Pour the milk into a measuring cup. Add the sugar and yeast. Stir and let rest for 5 minutes or until bubbles form on the surface. Add the oil.
In a bowl, combine the flour and salt. Add the milk mixture, stirring vigorously with a wooden spoon until the dough starts to form into a ball.
On a floured work surface, knead the dough for about 5 minutes or until completely smooth. Form into a ball and place it in a clean, lightly oiled bowl. Cover with plastic wrap. Let the dough rise in a warm and humid place for about 2 hours (read the note) or until it doubles in size.
Butter and flour a 11 x 8-inch (28 x 20 cm) baking pan.
Cut the dough into 12 pieces.
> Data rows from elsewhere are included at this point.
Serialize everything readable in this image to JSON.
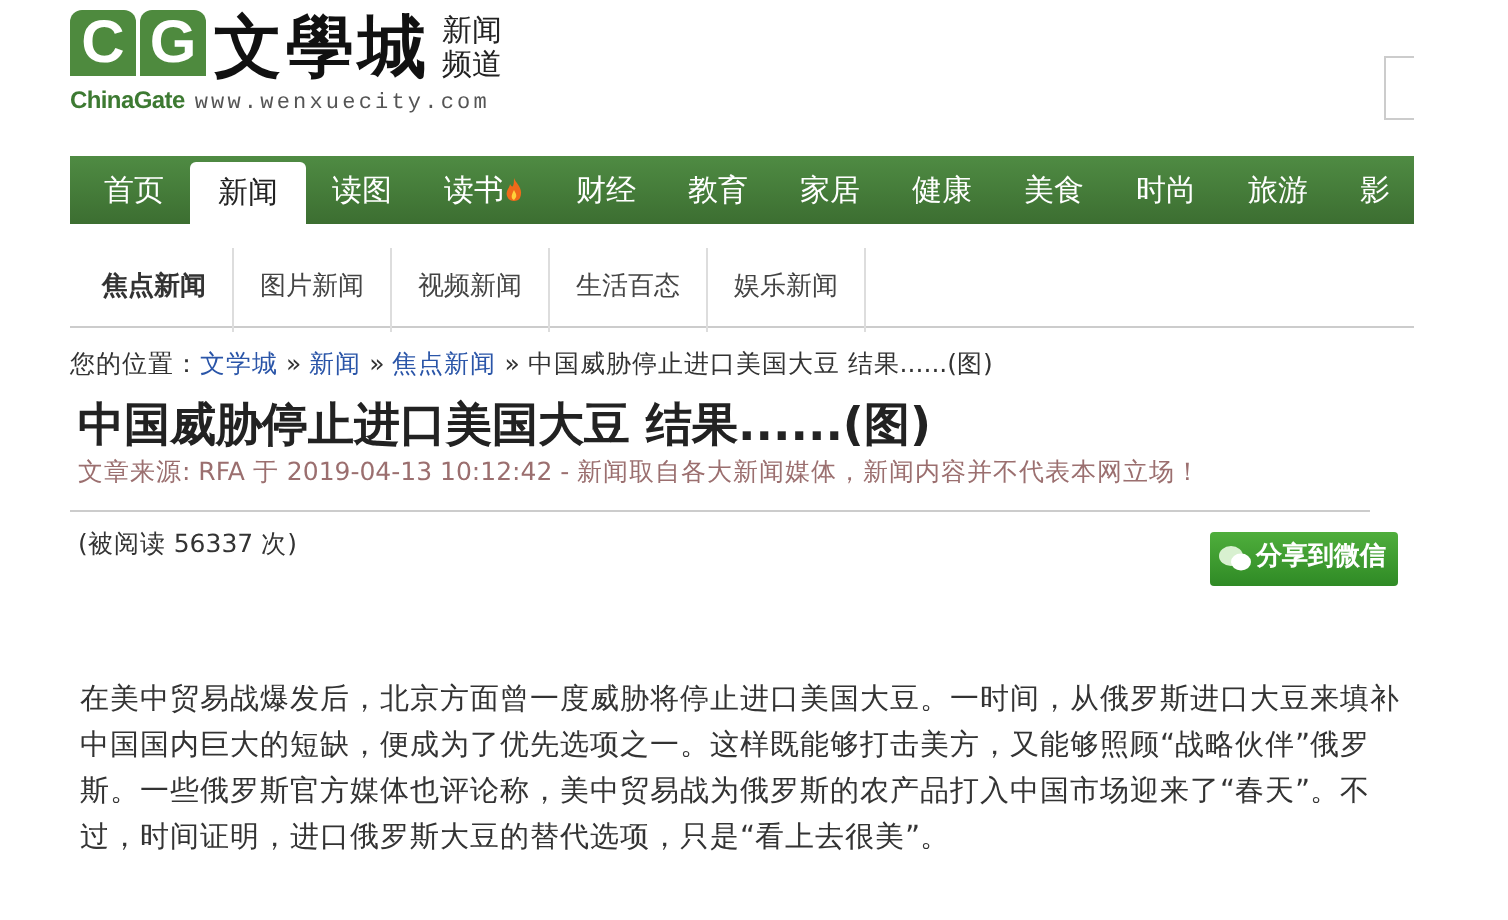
{
  "logo": {
    "letters": [
      "C",
      "G"
    ],
    "name": "文學城",
    "channel": [
      "新闻",
      "频道"
    ],
    "brand": "ChinaGate",
    "url": "www.wenxuecity.com"
  },
  "nav": [
    {
      "label": "首页",
      "selected": false
    },
    {
      "label": "新闻",
      "selected": true
    },
    {
      "label": "读图",
      "selected": false
    },
    {
      "label": "读书",
      "selected": false,
      "hot": true
    },
    {
      "label": "财经",
      "selected": false
    },
    {
      "label": "教育",
      "selected": false
    },
    {
      "label": "家居",
      "selected": false
    },
    {
      "label": "健康",
      "selected": false
    },
    {
      "label": "美食",
      "selected": false
    },
    {
      "label": "时尚",
      "selected": false
    },
    {
      "label": "旅游",
      "selected": false
    },
    {
      "label": "影",
      "selected": false
    }
  ],
  "subnav": [
    {
      "label": "焦点新闻",
      "selected": true
    },
    {
      "label": "图片新闻",
      "selected": false
    },
    {
      "label": "视频新闻",
      "selected": false
    },
    {
      "label": "生活百态",
      "selected": false
    },
    {
      "label": "娱乐新闻",
      "selected": false
    }
  ],
  "breadcrumb": {
    "prefix": "您的位置：",
    "links": [
      "文学城",
      "新闻",
      "焦点新闻"
    ],
    "current": "中国威胁停止进口美国大豆 结果......(图)",
    "separator": "»"
  },
  "article": {
    "title": "中国威胁停止进口美国大豆 结果......(图)",
    "meta": "文章来源: RFA 于 2019-04-13 10:12:42 - 新闻取自各大新闻媒体，新闻内容并不代表本网立场！",
    "views": "(被阅读 56337 次)",
    "share": "分享到微信",
    "body": "在美中贸易战爆发后，北京方面曾一度威胁将停止进口美国大豆。一时间，从俄罗斯进口大豆来填补中国国内巨大的短缺，便成为了优先选项之一。这样既能够打击美方，又能够照顾“战略伙伴”俄罗斯。一些俄罗斯官方媒体也评论称，美中贸易战为俄罗斯的农产品打入中国市场迎来了“春天”。不过，时间证明，进口俄罗斯大豆的替代选项，只是“看上去很美”。"
  }
}
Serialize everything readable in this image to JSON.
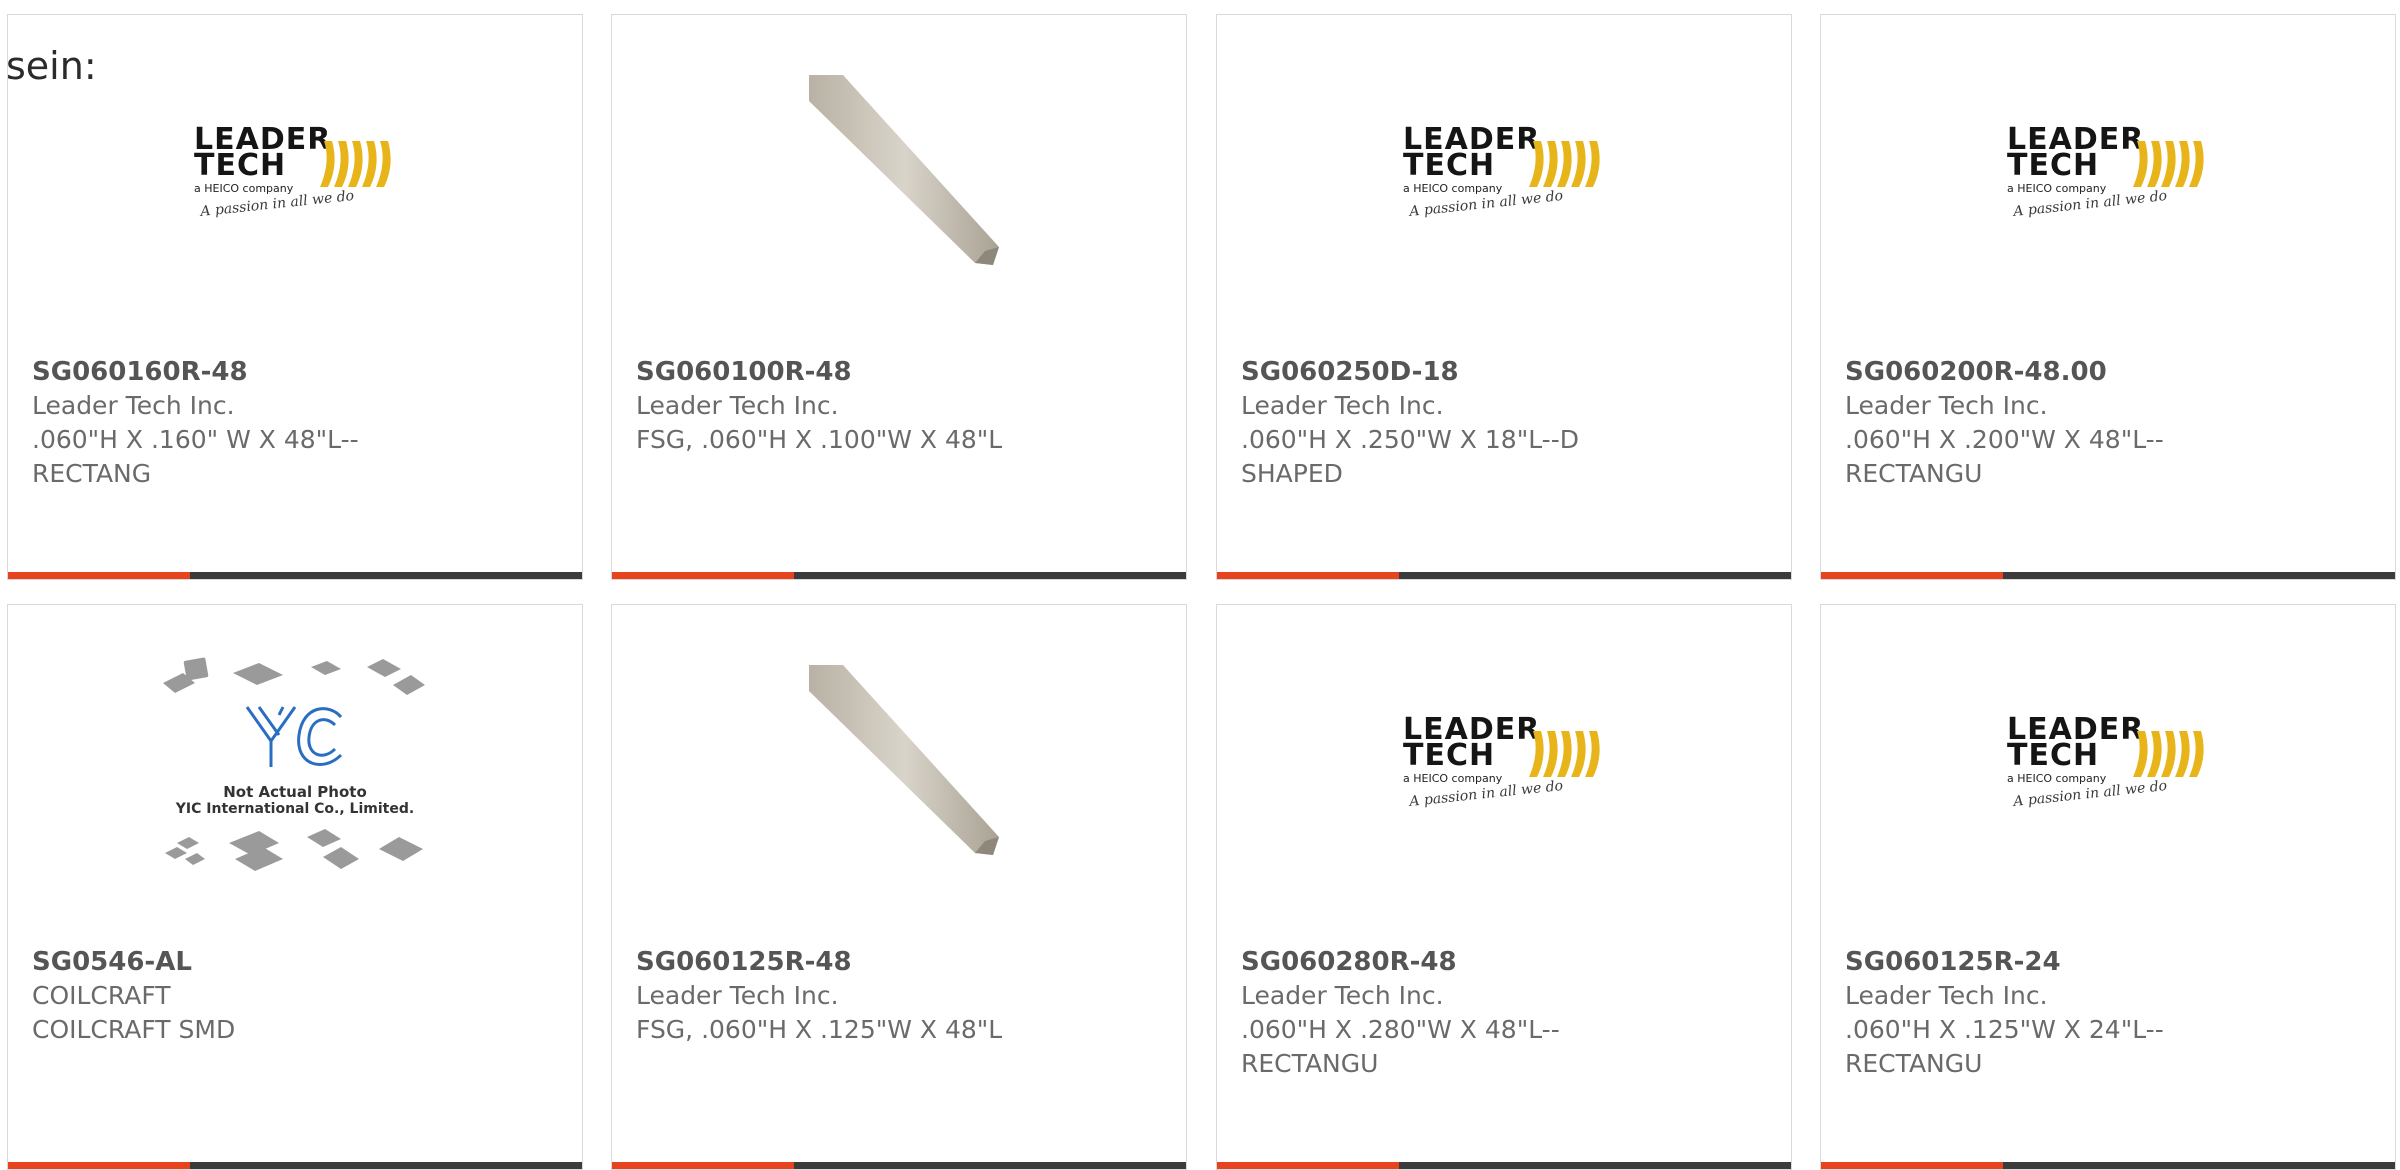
{
  "lead_text": "sein:",
  "colors": {
    "accent": "#e8431f",
    "bar": "#3b3b3b",
    "title": "#555555",
    "text": "#6a6a6a"
  },
  "logos": {
    "leader_tech": {
      "line1": "LEADER",
      "line2": "TECH",
      "sub": "a HEICO company",
      "tag": "A passion in all we do"
    },
    "yic": {
      "line1": "Not Actual Photo",
      "line2": "YIC International Co., Limited."
    }
  },
  "products": [
    {
      "pn": "SG060160R-48",
      "mfr": "Leader Tech Inc.",
      "desc": ".060\"H X .160\" W X 48\"L--\nRECTANG",
      "image": "leader-tech-logo"
    },
    {
      "pn": "SG060100R-48",
      "mfr": "Leader Tech Inc.",
      "desc": "FSG, .060\"H X .100\"W X 48\"L",
      "image": "gasket-strip"
    },
    {
      "pn": "SG060250D-18",
      "mfr": "Leader Tech Inc.",
      "desc": ".060\"H X .250\"W X 18\"L--D\nSHAPED",
      "image": "leader-tech-logo"
    },
    {
      "pn": "SG060200R-48.00",
      "mfr": "Leader Tech Inc.",
      "desc": ".060\"H X .200\"W X 48\"L--\nRECTANGU",
      "image": "leader-tech-logo"
    },
    {
      "pn": "SG0546-AL",
      "mfr": "COILCRAFT",
      "desc": "COILCRAFT SMD",
      "image": "yic-placeholder"
    },
    {
      "pn": "SG060125R-48",
      "mfr": "Leader Tech Inc.",
      "desc": "FSG, .060\"H X .125\"W X 48\"L",
      "image": "gasket-strip"
    },
    {
      "pn": "SG060280R-48",
      "mfr": "Leader Tech Inc.",
      "desc": ".060\"H X .280\"W X 48\"L--\nRECTANGU",
      "image": "leader-tech-logo"
    },
    {
      "pn": "SG060125R-24",
      "mfr": "Leader Tech Inc.",
      "desc": ".060\"H X .125\"W X 24\"L--\nRECTANGU",
      "image": "leader-tech-logo"
    }
  ]
}
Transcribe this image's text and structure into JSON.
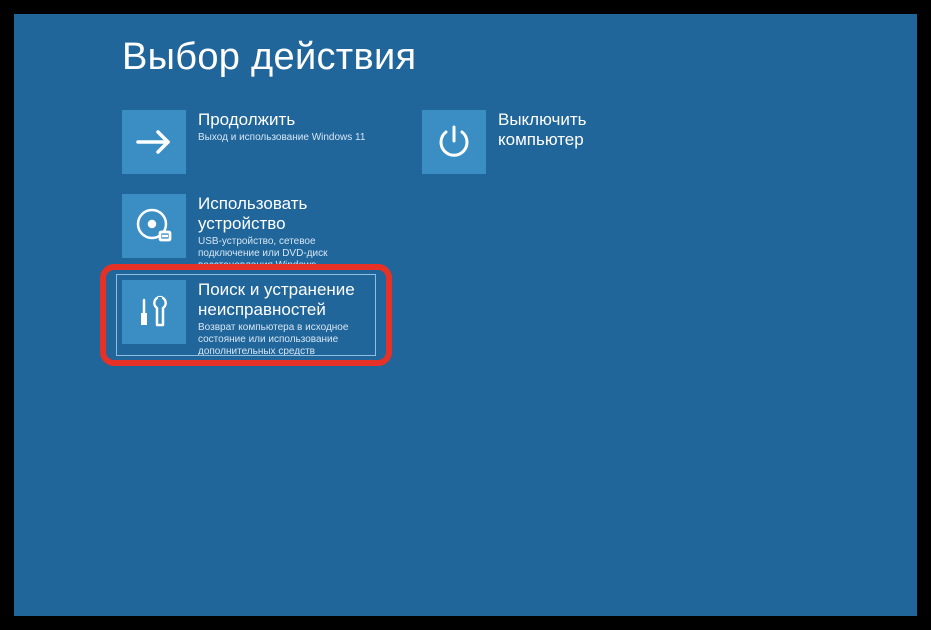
{
  "title": "Выбор действия",
  "tiles": {
    "continue": {
      "title": "Продолжить",
      "desc": "Выход и использование Windows 11"
    },
    "shutdown": {
      "title": "Выключить компьютер",
      "desc": ""
    },
    "device": {
      "title": "Использовать устройство",
      "desc": "USB-устройство, сетевое подключение или DVD-диск восстановления Windows"
    },
    "trouble": {
      "title": "Поиск и устранение неисправностей",
      "desc": "Возврат компьютера в исходное состояние или использование дополнительных средств"
    }
  }
}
Shape each piece into a ball, rolling it between the palm of your hand and the work surface. Place the rolls in the baking pan, spacing them evenly. Cover with plastic wrap. Let rise for about 1 hour in a warm and humid place (read the note) or until the rolls double in size.
With the rack in the middle position, preheat the oven to 375 °F (190 °C).
With a brush, cover the rolls with the oil. Bake for about 25 minutes or until the rolls are golden brown. Let cool.
The rolls will keep for 2 to 3 days in an airtight container at room temperature.